Importance of investment in infrastructure assets

  1. To minimize the consequences of natural disasters: After examining four essential infrastructure systems — power, water and sanitation, transport, and telecommunications — the researchers found that making them more resilient is critical, not only to avoid costly damage, but also to minimize the wide-ranging consequences of natural disasters.
    • Africa and South Asia bear the highest losses owing to unreliable infrastructure. Power systems are more vulnerable to natural shocks in poorer countries than in richer countries. Storms of the same intensity are more likely to cause outages in Bangladesh than in the United States.
  2. To avoid costly damage:
    • Interruptions in the water supply are estimated to cost between $88 billion and $153 billion a year to all developing nations. Waterborne diseases stemming from an intermittent water supply lead to medical treatment costs and lost incomes between $3 billion and $6 billion a year, according to the report.
  3. To meet the Sustainable Development Goals: Strengthening the infrastructure to meet the Sustainable Development Goals will require substantial investments in maintenance of existing assets.
    • However, infrastructure management is not just about spending more, but also about spending better, according to the report that suggested targeted actions.

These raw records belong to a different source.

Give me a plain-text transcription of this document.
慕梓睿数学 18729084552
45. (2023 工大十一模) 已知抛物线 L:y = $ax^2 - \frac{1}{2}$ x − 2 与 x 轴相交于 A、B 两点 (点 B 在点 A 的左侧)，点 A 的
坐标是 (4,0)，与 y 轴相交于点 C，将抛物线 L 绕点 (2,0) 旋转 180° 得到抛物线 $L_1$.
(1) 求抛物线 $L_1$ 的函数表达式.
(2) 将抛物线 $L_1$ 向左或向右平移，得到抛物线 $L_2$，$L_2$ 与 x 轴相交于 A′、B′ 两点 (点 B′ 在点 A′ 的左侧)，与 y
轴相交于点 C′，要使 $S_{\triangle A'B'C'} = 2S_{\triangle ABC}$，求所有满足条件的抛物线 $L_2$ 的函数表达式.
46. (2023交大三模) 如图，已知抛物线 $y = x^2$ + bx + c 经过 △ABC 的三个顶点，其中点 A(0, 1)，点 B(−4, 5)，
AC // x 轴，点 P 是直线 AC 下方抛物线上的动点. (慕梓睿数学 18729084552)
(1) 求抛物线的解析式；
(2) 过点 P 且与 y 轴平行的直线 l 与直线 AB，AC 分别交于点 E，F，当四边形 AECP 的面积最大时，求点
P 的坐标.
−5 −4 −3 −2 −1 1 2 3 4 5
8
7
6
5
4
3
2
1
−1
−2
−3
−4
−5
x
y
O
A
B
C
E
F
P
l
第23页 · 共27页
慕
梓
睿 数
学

  • According to World Bank providing appropriate finances to create risk-informed master plans remains a key challenge in creating disaster-resilient assets.

Way Ahead

  • Resilience should be included in the regulations and decision-making process through data, tools, and skills will be essential to create and maintain the assets.
    • Without geospatial information on locations exposed to natural disasters, strengthening the whole system would cost 10 times more — between $120 billion and $670 billion
  • Combining infrastructure with nature-based solutions too reduces countries investment needs.
    • In the Philippines, mangroves, reefs and other natural systems prevent more than $1 billion in annual disaster losses.